Oh, that's right. You are a Droir troll claiming to be a left handed quarterback that specializes in wounded ducks. Why not aspire to be more and pretend to be, say, Peyton Manning?

Tebow says:

@Eddy.. good to see you joined the conversation.. for someone who's not a Tebow fan, you sure do follow his every move. interesting strategy you got there Eddy.. but i'm glad you saw Tebow's performance on Sunday, maybe it will inspire you to do something useful with your life.. it's obviously been a waste thus far.
..and as far as my "aspirations" are concerned, you shouldn't worry yourself with that too much. Eddy, you have more pressing issues to think about.. you just need to figure out why you "aspire" to be a pile of dung (fresh and steamy).. it's really not a good look guy.
Good Luck Eddy!

BoGuS says:

It's actually the real reason why Apple users are so loyal. Steve's middle name is Hand and he provides his name to everyone who purchases an Apple product.
The only time I'm not getting laid is that time of the month when my lady needs an iPad.

Tebow says:

@Bogus.. freaking hilarious stuff right there.. good action.

Italian Stallion says:

@Bogus that is so freaking funny!

BBCurve9300 says:

I have both an iPhone and a Blackberry, life can't get much better

2balls says:

@ tebow - you will never make in the NFL. If you actually watched the game, you would know that you the guy had 2 ints dropped, a fumble run back for a rd that was reversed, and his throwing motion and wounded duck throwing style hasn't changed a bit. So he ran in fir a touchdown with a min left in the game against 4 th stringers. Tebow is just like the android...... Overrated - Ever since I picked up my iPhone 4 my erection hasn't gone down and have had more sex than ever before

Cougar says:

Why is there so much football talk on this page?

Irish Charlie says:

@ 2balls
I agree 100% with your take on Tebow and the iP4. You are a smart human being my friend. I have also been happy with my new iP4 and have played with it nonstop since getting one! I hope you and your erection can make it through the day without hurting anyone. I once heard something similar about Vin Diesel. Please see below:
"Vin Diesel once walked down the street with a massive erection. There were no survivors." - via the internet
Shalom my friend and have a nice day!

Tebow says:

@2Balls and @Irish.. for being a couple of iNerds, you two sure do pretend like you know a lot about football.. you guys must be FSU or UT fans i bet.. do i have to remind you how Tebow destroyed your hopes and dreams at the collegiate level and now he will destroy your teams at the NFL level.. i.e.
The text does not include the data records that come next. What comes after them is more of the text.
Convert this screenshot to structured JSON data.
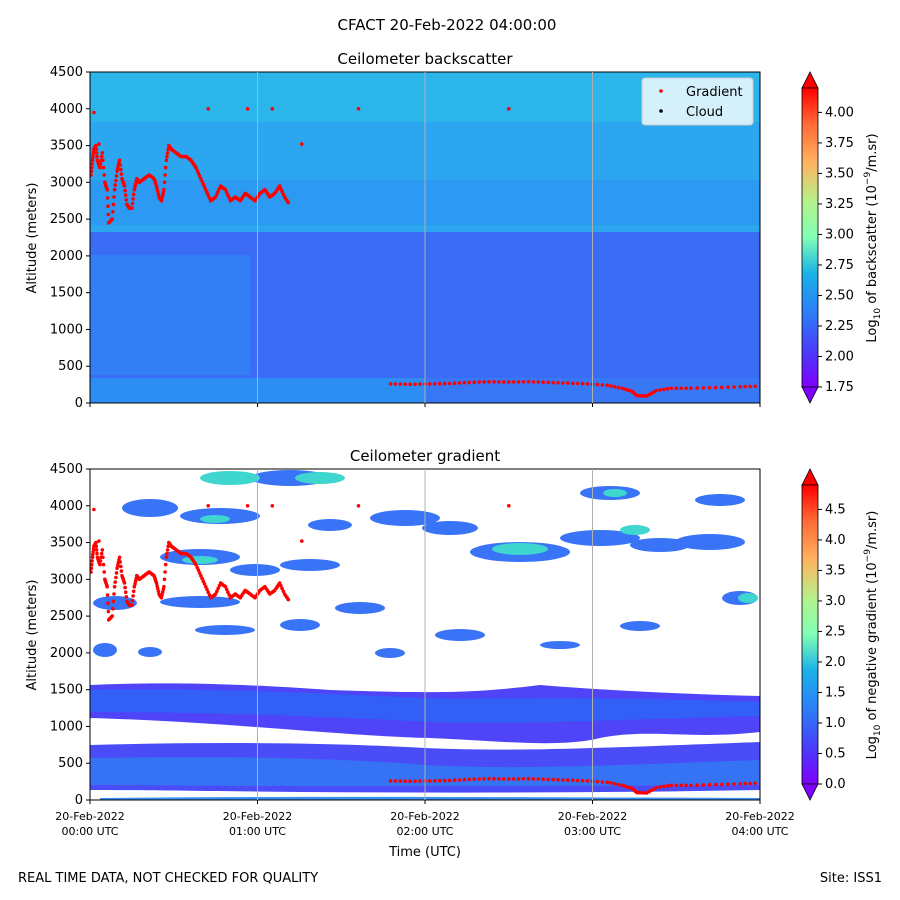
{
  "figure": {
    "title": "CFACT 20-Feb-2022 04:00:00",
    "footer_left": "REAL TIME DATA, NOT CHECKED FOR QUALITY",
    "footer_right": "Site: ISS1",
    "xlabel": "Time (UTC)"
  },
  "chart_data": [
    {
      "type": "heatmap",
      "title": "Ceilometer backscatter",
      "ylabel": "Altitude (meters)",
      "xlabel": "",
      "xlim": [
        "20-Feb-2022 00:00",
        "20-Feb-2022 04:00"
      ],
      "ylim": [
        0,
        4500
      ],
      "yticks": [
        "0",
        "500",
        "1000",
        "1500",
        "2000",
        "2500",
        "3000",
        "3500",
        "4000",
        "4500"
      ],
      "xticks": [],
      "grid": "vertical lines at each hour",
      "legend": {
        "placement": "top-right",
        "entries": [
          {
            "label": "Gradient",
            "color": "#ff0000"
          },
          {
            "label": "Cloud",
            "color": "#000000"
          }
        ]
      },
      "colorbar": {
        "label_prefix": "Log",
        "label_sub": "10",
        "label_mid": " of backscatter (10",
        "label_sup": "−9",
        "label_suffix": "/m.sr)",
        "min": 1.75,
        "max": 4.2,
        "ticks": [
          "1.75",
          "2.00",
          "2.25",
          "2.50",
          "2.75",
          "3.00",
          "3.25",
          "3.50",
          "3.75",
          "4.00"
        ],
        "colormap": "rainbow"
      },
      "field_bands": [
        {
          "alt": [
            0,
            300
          ],
          "value": 2.35
        },
        {
          "alt": [
            300,
            2300
          ],
          "value": 2.1
        },
        {
          "alt": [
            2300,
            4500
          ],
          "value": 2.35
        }
      ],
      "gradient_points": [
        {
          "t": 0.02,
          "alt": 3100
        },
        {
          "t": 0.05,
          "alt": 3300
        },
        {
          "t": 0.08,
          "alt": 3450
        },
        {
          "t": 0.12,
          "alt": 3500
        },
        {
          "t": 0.15,
          "alt": 3300
        },
        {
          "t": 0.2,
          "alt": 3200
        },
        {
          "t": 0.25,
          "alt": 3400
        },
        {
          "t": 0.3,
          "alt": 3000
        },
        {
          "t": 0.35,
          "alt": 2900
        },
        {
          "t": 0.38,
          "alt": 2450
        },
        {
          "t": 0.45,
          "alt": 2500
        },
        {
          "t": 0.5,
          "alt": 2900
        },
        {
          "t": 0.55,
          "alt": 3150
        },
        {
          "t": 0.6,
          "alt": 3300
        },
        {
          "t": 0.65,
          "alt": 3050
        },
        {
          "t": 0.7,
          "alt": 2950
        },
        {
          "t": 0.75,
          "alt": 2700
        },
        {
          "t": 0.8,
          "alt": 2650
        },
        {
          "t": 0.85,
          "alt": 2650
        },
        {
          "t": 0.9,
          "alt": 2900
        },
        {
          "t": 0.95,
          "alt": 3050
        },
        {
          "t": 1.0,
          "alt": 3000
        },
        {
          "t": 1.1,
          "alt": 3050
        },
        {
          "t": 1.2,
          "alt": 3100
        },
        {
          "t": 1.3,
          "alt": 3050
        },
        {
          "t": 1.35,
          "alt": 2950
        },
        {
          "t": 1.4,
          "alt": 2800
        },
        {
          "t": 1.45,
          "alt": 2750
        },
        {
          "t": 1.5,
          "alt": 2900
        },
        {
          "t": 1.55,
          "alt": 3300
        },
        {
          "t": 1.6,
          "alt": 3500
        },
        {
          "t": 1.65,
          "alt": 3450
        },
        {
          "t": 1.75,
          "alt": 3400
        },
        {
          "t": 1.85,
          "alt": 3350
        },
        {
          "t": 1.95,
          "alt": 3350
        },
        {
          "t": 2.05,
          "alt": 3300
        },
        {
          "t": 2.15,
          "alt": 3200
        },
        {
          "t": 2.25,
          "alt": 3050
        },
        {
          "t": 2.35,
          "alt": 2900
        },
        {
          "t": 2.45,
          "alt": 2750
        },
        {
          "t": 2.55,
          "alt": 2800
        },
        {
          "t": 2.65,
          "alt": 2950
        },
        {
          "t": 2.75,
          "alt": 2900
        },
        {
          "t": 2.85,
          "alt": 2750
        },
        {
          "t": 2.95,
          "alt": 2800
        },
        {
          "t": 3.05,
          "alt": 2750
        },
        {
          "t": 3.15,
          "alt": 2850
        },
        {
          "t": 3.25,
          "alt": 2800
        },
        {
          "t": 3.35,
          "alt": 2750
        },
        {
          "t": 3.45,
          "alt": 2850
        },
        {
          "t": 3.55,
          "alt": 2900
        },
        {
          "t": 3.65,
          "alt": 2800
        },
        {
          "t": 3.75,
          "alt": 2850
        },
        {
          "t": 3.85,
          "alt": 2950
        },
        {
          "t": 3.95,
          "alt": 2800
        },
        {
          "t": 4.05,
          "alt": 2700
        },
        {
          "t": 6.1,
          "alt": 260
        },
        {
          "t": 6.5,
          "alt": 255
        },
        {
          "t": 6.9,
          "alt": 260
        },
        {
          "t": 7.3,
          "alt": 265
        },
        {
          "t": 7.7,
          "alt": 280
        },
        {
          "t": 8.1,
          "alt": 290
        },
        {
          "t": 8.5,
          "alt": 285
        },
        {
          "t": 8.9,
          "alt": 290
        },
        {
          "t": 9.3,
          "alt": 280
        },
        {
          "t": 9.7,
          "alt": 270
        },
        {
          "t": 10.1,
          "alt": 260
        },
        {
          "t": 10.5,
          "alt": 240
        },
        {
          "t": 10.8,
          "alt": 200
        },
        {
          "t": 11.0,
          "alt": 160
        },
        {
          "t": 11.1,
          "alt": 100
        },
        {
          "t": 11.3,
          "alt": 95
        },
        {
          "t": 11.5,
          "alt": 170
        },
        {
          "t": 11.8,
          "alt": 200
        },
        {
          "t": 12.2,
          "alt": 200
        },
        {
          "t": 12.7,
          "alt": 210
        },
        {
          "t": 13.2,
          "alt": 220
        },
        {
          "t": 13.6,
          "alt": 230
        }
      ],
      "isolated_points": [
        {
          "t": 0.08,
          "alt": 3950
        },
        {
          "t": 0.18,
          "alt": 3520
        },
        {
          "t": 2.4,
          "alt": 4000
        },
        {
          "t": 3.2,
          "alt": 4000
        },
        {
          "t": 3.7,
          "alt": 4000
        },
        {
          "t": 5.45,
          "alt": 4000
        },
        {
          "t": 8.5,
          "alt": 4000
        },
        {
          "t": 4.3,
          "alt": 3520
        }
      ]
    },
    {
      "type": "heatmap",
      "title": "Ceilometer gradient",
      "ylabel": "Altitude (meters)",
      "xlabel": "Time (UTC)",
      "xlim": [
        "20-Feb-2022 00:00",
        "20-Feb-2022 04:00"
      ],
      "ylim": [
        0,
        4500
      ],
      "yticks": [
        "0",
        "500",
        "1000",
        "1500",
        "2000",
        "2500",
        "3000",
        "3500",
        "4000",
        "4500"
      ],
      "xticks": [
        {
          "date": "20-Feb-2022",
          "time": "00:00 UTC"
        },
        {
          "date": "20-Feb-2022",
          "time": "01:00 UTC"
        },
        {
          "date": "20-Feb-2022",
          "time": "02:00 UTC"
        },
        {
          "date": "20-Feb-2022",
          "time": "03:00 UTC"
        },
        {
          "date": "20-Feb-2022",
          "time": "04:00 UTC"
        }
      ],
      "grid": "vertical lines at each hour",
      "colorbar": {
        "label_prefix": "Log",
        "label_sub": "10",
        "label_mid": " of negative gradient (10",
        "label_sup": "−9",
        "label_suffix": "/m.sr)",
        "min": 0.0,
        "max": 4.9,
        "ticks": [
          "0.0",
          "0.5",
          "1.0",
          "1.5",
          "2.0",
          "2.5",
          "3.0",
          "3.5",
          "4.0",
          "4.5"
        ],
        "colormap": "rainbow"
      },
      "layers": [
        {
          "alt": [
            150,
            750
          ],
          "value": 0.9
        },
        {
          "alt": [
            1150,
            1600
          ],
          "value": 0.8
        }
      ]
    }
  ]
}
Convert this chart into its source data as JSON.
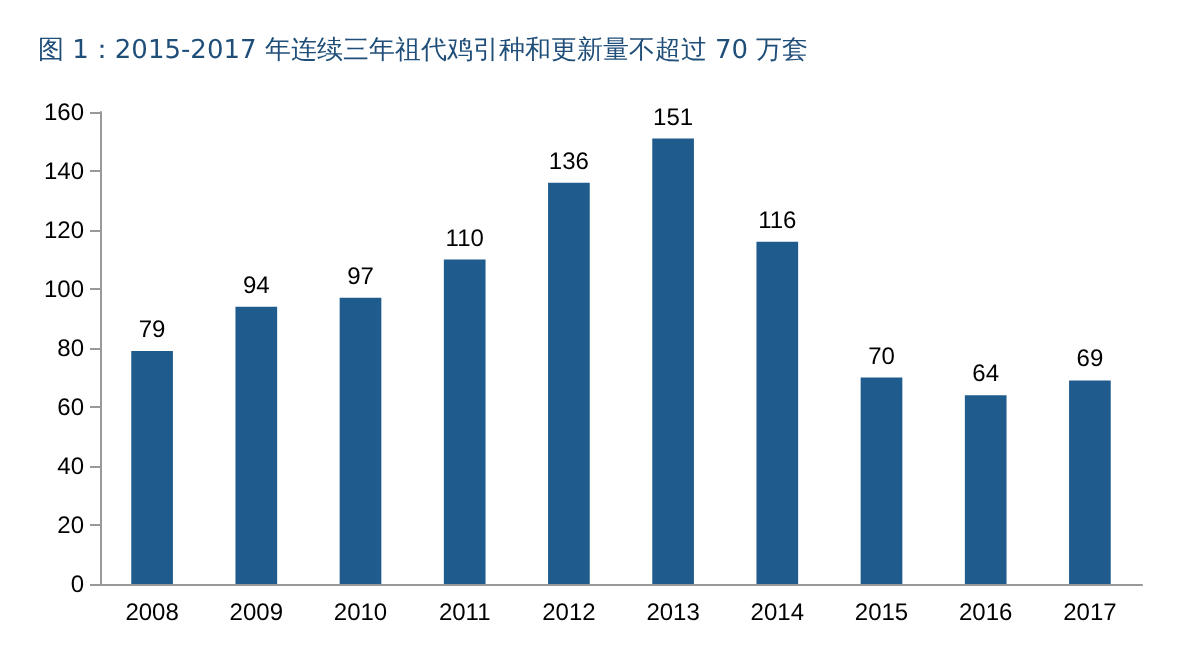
{
  "chart_data": {
    "type": "bar",
    "title": "图 1：2015-2017 年连续三年祖代鸡引种和更新量不超过 70 万套",
    "categories": [
      "2008",
      "2009",
      "2010",
      "2011",
      "2012",
      "2013",
      "2014",
      "2015",
      "2016",
      "2017"
    ],
    "values": [
      79,
      94,
      97,
      110,
      136,
      151,
      116,
      70,
      64,
      69
    ],
    "color": "#1f5b8c",
    "ylim": [
      0,
      160
    ],
    "yticks": [
      0,
      20,
      40,
      60,
      80,
      100,
      120,
      140,
      160
    ],
    "grid": false,
    "data_labels": true
  }
}
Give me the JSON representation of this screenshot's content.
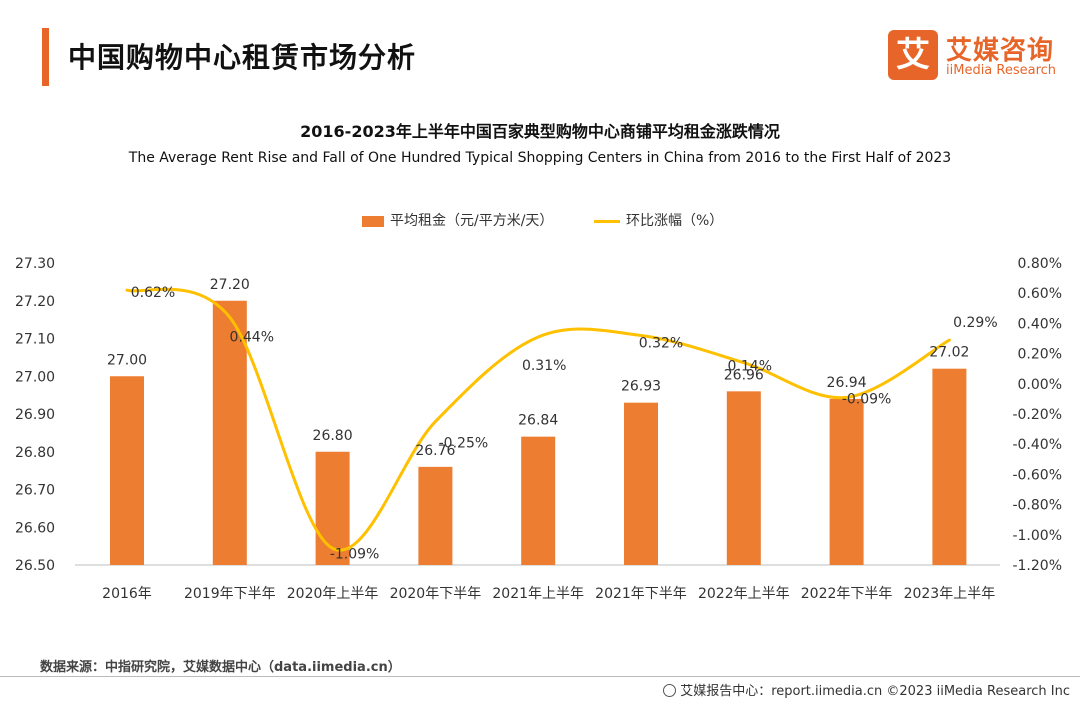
{
  "header": {
    "title": "中国购物中心租赁市场分析",
    "logo_mark": "艾",
    "logo_cn": "艾媒咨询",
    "logo_en": "iiMedia Research"
  },
  "chart_data": {
    "type": "bar",
    "title": "2016-2023年上半年中国百家典型购物中心商铺平均租金涨跌情况",
    "subtitle": "The Average Rent Rise and Fall of One Hundred Typical Shopping Centers in China from 2016 to the First Half of 2023",
    "categories": [
      "2016年",
      "2019年下半年",
      "2020年上半年",
      "2020年下半年",
      "2021年上半年",
      "2021年下半年",
      "2022年上半年",
      "2022年下半年",
      "2023年上半年"
    ],
    "series": [
      {
        "name": "平均租金（元/平方米/天）",
        "type": "bar",
        "axis": "left",
        "color": "#ed7d31",
        "values": [
          27.0,
          27.2,
          26.8,
          26.76,
          26.84,
          26.93,
          26.96,
          26.94,
          27.02
        ],
        "labels": [
          "27.00",
          "27.20",
          "26.80",
          "26.76",
          "26.84",
          "26.93",
          "26.96",
          "26.94",
          "27.02"
        ]
      },
      {
        "name": "环比涨幅（%）",
        "type": "line",
        "smooth": true,
        "axis": "right",
        "color": "#ffc000",
        "values": [
          0.62,
          0.44,
          -1.09,
          -0.25,
          0.31,
          0.32,
          0.14,
          -0.09,
          0.29
        ],
        "labels": [
          "0.62%",
          "0.44%",
          "-1.09%",
          "-0.25%",
          "0.31%",
          "0.32%",
          "0.14%",
          "-0.09%",
          "0.29%"
        ]
      }
    ],
    "y_left": {
      "range": [
        26.5,
        27.3
      ],
      "ticks": [
        "26.50",
        "26.60",
        "26.70",
        "26.80",
        "26.90",
        "27.00",
        "27.10",
        "27.20",
        "27.30"
      ]
    },
    "y_right": {
      "range": [
        -1.2,
        0.8
      ],
      "ticks": [
        "-1.20%",
        "-1.00%",
        "-0.80%",
        "-0.60%",
        "-0.40%",
        "-0.20%",
        "0.00%",
        "0.20%",
        "0.40%",
        "0.60%",
        "0.80%"
      ]
    },
    "grid": false,
    "legend_position": "top"
  },
  "footer": {
    "source": "数据来源：中指研究院，艾媒数据中心（data.iimedia.cn）",
    "right": "艾媒报告中心：report.iimedia.cn  ©2023  iiMedia Research  Inc"
  }
}
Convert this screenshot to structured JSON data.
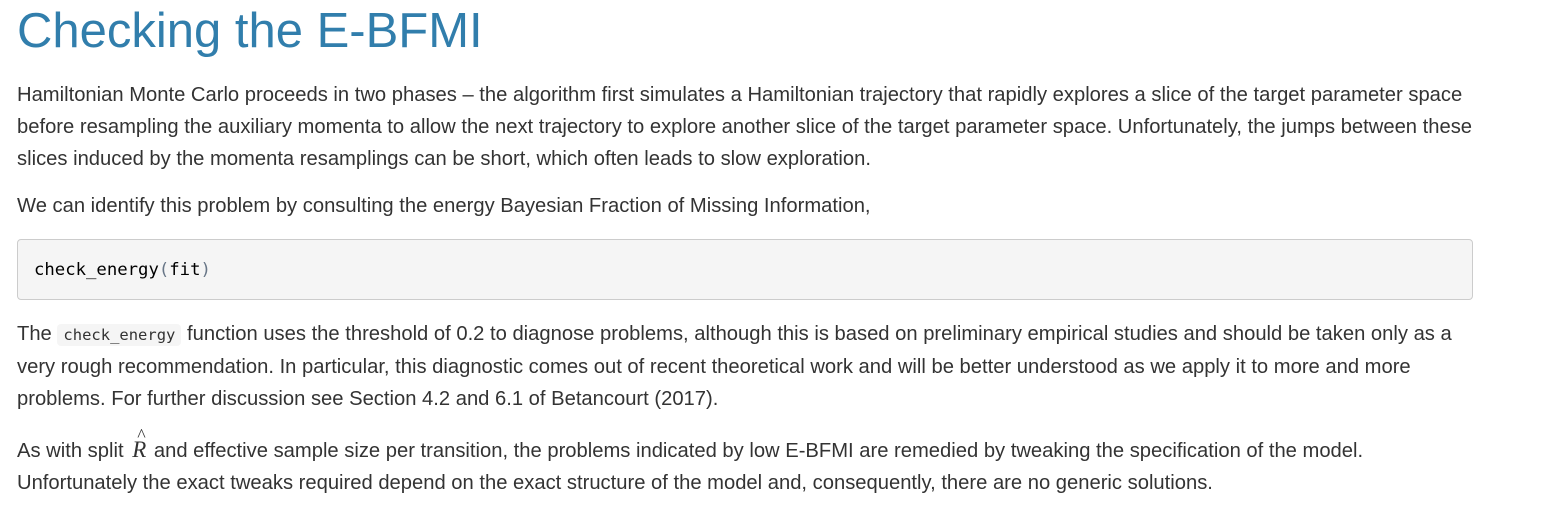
{
  "heading": "Checking the E-BFMI",
  "paragraph1": "Hamiltonian Monte Carlo proceeds in two phases – the algorithm first simulates a Hamiltonian trajectory that rapidly explores a slice of the target parameter space before resampling the auxiliary momenta to allow the next trajectory to explore another slice of the target parameter space. Unfortunately, the jumps between these slices induced by the momenta resamplings can be short, which often leads to slow exploration.",
  "paragraph2": "We can identify this problem by consulting the energy Bayesian Fraction of Missing Information,",
  "code_block": {
    "function_name": "check_energy",
    "open_paren": "(",
    "argument": "fit",
    "close_paren": ")"
  },
  "paragraph3": {
    "before_code": "The ",
    "inline_code": "check_energy",
    "after_code": " function uses the threshold of 0.2 to diagnose problems, although this is based on preliminary empirical studies and should be taken only as a very rough recommendation. In particular, this diagnostic comes out of recent theoretical work and will be better understood as we apply it to more and more problems. For further discussion see Section 4.2 and 6.1 of Betancourt (2017)."
  },
  "paragraph4": {
    "before_math": "As with split ",
    "math_symbol": "R",
    "math_accent": "^",
    "after_math": " and effective sample size per transition, the problems indicated by low E-BFMI are remedied by tweaking the specification of the model. Unfortunately the exact tweaks required depend on the exact structure of the model and, consequently, there are no generic solutions."
  },
  "colors": {
    "heading": "#317eac",
    "body_text": "#333333",
    "code_background": "#f5f5f5",
    "code_border": "#cccccc"
  }
}
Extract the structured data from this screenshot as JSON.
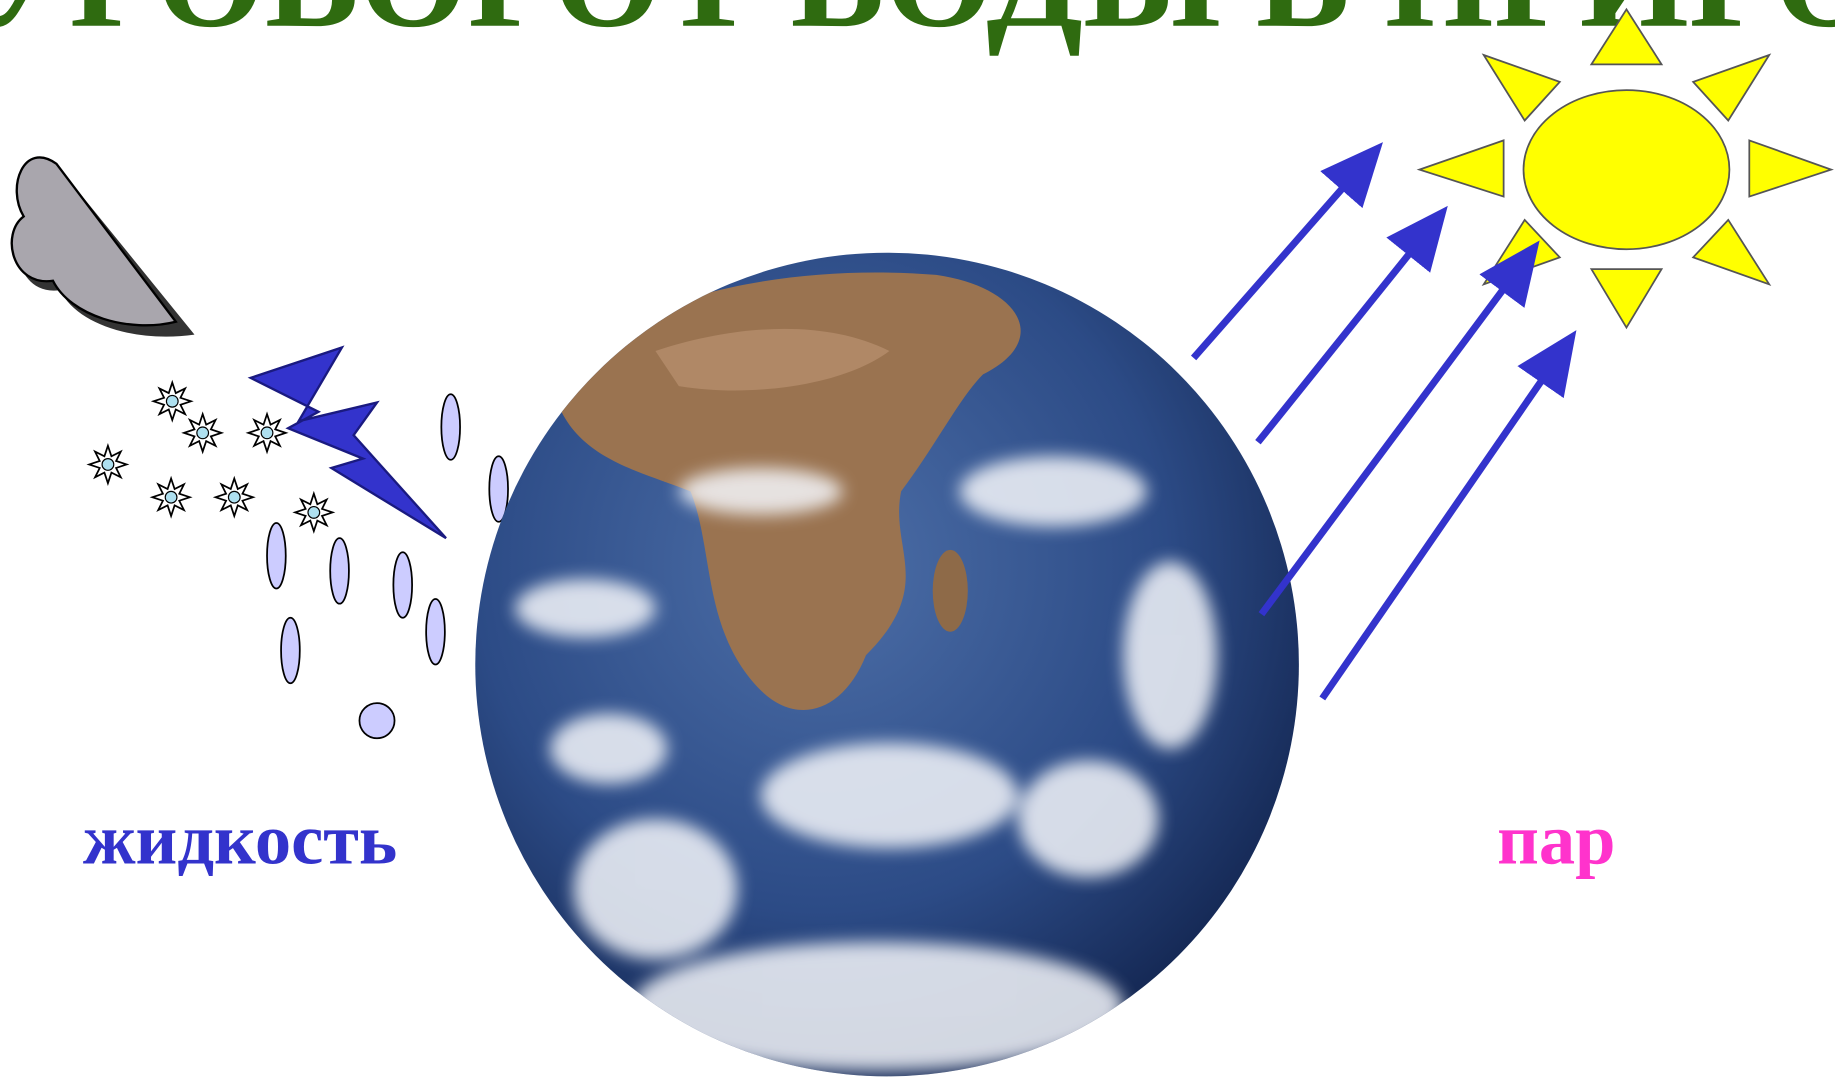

Jaguars and Titans..
..and another thing maybe you two wanna get together and play with each other's "iPhones"??.. have fun with that...
@Cougar... it's called sports.. try it sometime.
Good Luck!

Cougar says:

@Charlie, you can't believe everything you read on the internet

Batman minus Robin says:

@ Cougar
Why does Rene have to ruin all of my fun? To the Batcave!
@ Wonder Woman
Hit me up on the iBatPhone...

Cougar says:

@Tebow I played a sport once, T-ball. I was pretty young. I am more of a car guy. I love Mercury Cougars. My Cougar has a 5.0 in it. It is really fast. Having both my Cougar and an i Phone Four I have lots of sex with women. So I know this poll is correct.

Chuck Norris says:

I don't need an iPhone to get s e x. I'm Chuck Freaking Norris.

Tebowmania says:

Chuck you are one of the lucky ones.

Tebow says:

@Tebowmania.. change your name.

Tebowmania says:

It is drippy have to get my iPhone checked out

Jenna Jameson says:

Wow, this is really getting crazy!!!